Votre rapporteur considère qu'il appartient à l'administration centrale d' apporter aux services déconcentrés les outils nécessaires au changement de culture que constitue la transition d'une logique de dépense vers une logique de résultat . Il observe que l'administration du secrétariat d'Etat n'adresse pas chaque année aux préfectures d'instructions sur la nature des informations à faire remonter, contrairement par exemple à la délégation à l'aménagement du territoire et à l'action régionale (DATAR), qui adresse chaque année aux préfectures une circulaire relative à la préparation du rapport annuel au Parlement sur la gestion du fonds national d'aménagement et de développement du territoire (FNADT). Ce document, qui reste insuffisant car ne comportant aucune évaluation de l'impact de l'emploi des crédits, présente néanmoins l'avantage de procurer une vision d'ensemble (bien que peu précise) de ce à quoi servent les crédits du fonds.
A cet égard, il serait bienvenu que le secrétariat d'Etat adresse chaque année aux préfectures des tableaux standardisés, que les préfectures se contenteraient de remplir.

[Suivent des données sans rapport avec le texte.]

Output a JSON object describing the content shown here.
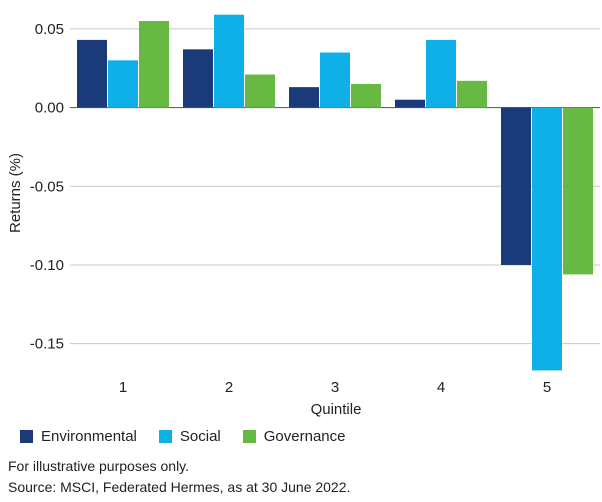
{
  "chart_data": {
    "type": "bar",
    "categories": [
      "1",
      "2",
      "3",
      "4",
      "5"
    ],
    "series": [
      {
        "name": "Environmental",
        "color": "#1b3a7a",
        "values": [
          0.043,
          0.037,
          0.013,
          0.005,
          -0.1
        ]
      },
      {
        "name": "Social",
        "color": "#0fb0e8",
        "values": [
          0.03,
          0.059,
          0.035,
          0.043,
          -0.167
        ]
      },
      {
        "name": "Governance",
        "color": "#67b943",
        "values": [
          0.055,
          0.021,
          0.015,
          0.017,
          -0.106
        ]
      }
    ],
    "xlabel": "Quintile",
    "ylabel": "Returns (%)",
    "ylim": [
      -0.168,
      0.062
    ],
    "yticks": [
      0.05,
      0.0,
      -0.05,
      -0.1,
      -0.15
    ],
    "ytick_labels": [
      "0.05",
      "0.00",
      "-0.05",
      "-0.10",
      "-0.15"
    ],
    "grid": true,
    "legend_position": "bottom-left"
  },
  "legend": {
    "environmental": "Environmental",
    "social": "Social",
    "governance": "Governance"
  },
  "notes": {
    "line1": "For illustrative purposes only.",
    "line2": "Source: MSCI, Federated Hermes, as at 30 June 2022."
  }
}
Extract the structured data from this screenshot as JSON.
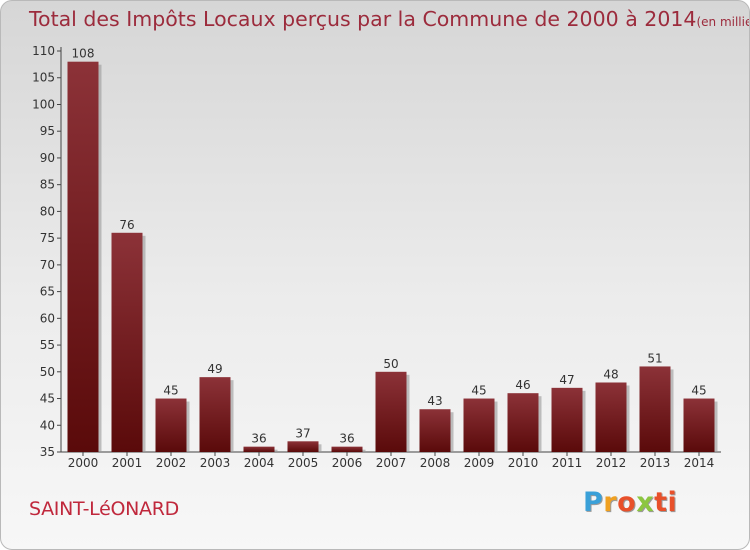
{
  "title": "Total des Impôts Locaux perçus par la Commune de 2000 à 2014",
  "unit_note": "(en milliers d'€)",
  "commune": "SAINT-LéONARD",
  "brand": {
    "p": "P",
    "r": "r",
    "o": "o",
    "x": "x",
    "i": "i",
    "t": "ti"
  },
  "colors": {
    "title": "#9c2b3c",
    "bar_top": "#8c3238",
    "bar_bottom": "#5a0a0a"
  },
  "chart_data": {
    "type": "bar",
    "title": "Total des Impôts Locaux perçus par la Commune de 2000 à 2014",
    "ylabel": "en milliers d'€",
    "xlabel": "",
    "categories": [
      "2000",
      "2001",
      "2002",
      "2003",
      "2004",
      "2005",
      "2006",
      "2007",
      "2008",
      "2009",
      "2010",
      "2011",
      "2012",
      "2013",
      "2014"
    ],
    "values": [
      108,
      76,
      45,
      49,
      36,
      37,
      36,
      50,
      43,
      45,
      46,
      47,
      48,
      51,
      45
    ],
    "ylim": [
      35,
      110
    ],
    "yticks": [
      35,
      40,
      45,
      50,
      55,
      60,
      65,
      70,
      75,
      80,
      85,
      90,
      95,
      100,
      105,
      110
    ],
    "grid": false
  }
}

Il serait également heureux que les agents de l'administration centrale qui gèrent le FIDOM puissent se rendre sur place et avoir un contact direct avec les services déconcentrés. Aucun des gestionnaires actuels du FIDOM au niveau central ne s'est jamais rendu à titre professionnel dans les collectivités locales éligibles au FIDOM. Pourtant, la récente visite à la Réunion du contrôleur financier du secrétariat d'Etat à l'outre-mer été jugée très utile par les agents des services déconcentrés.
En tout état de cause, il est nécessaire de revoir les méthodes de collecte d'information, afin que la qualité de la gestion du FIDOM ne repose plus, comme c'est le cas actuellement, sur la seule bonne volonté des agents mais sur des procédures bien établies.
* 16 Fax du département des financements publics à la préfecture de Guyane du 18 août 2000, courrier au préfet de la Martinique du 10 janvier 2001, fax à la préfecture de Guadeloupe du 15 août 2000, courrier au préfet de la Réunion du 26 septembre 2000, courrier au préfet de Mayotte du 4 août 2000.
* 17 Le contrat de plan Etat-région de la Martinique fixe à 1,5 million de francs le montant de l'enveloppe réservée au financement de l'évaluation.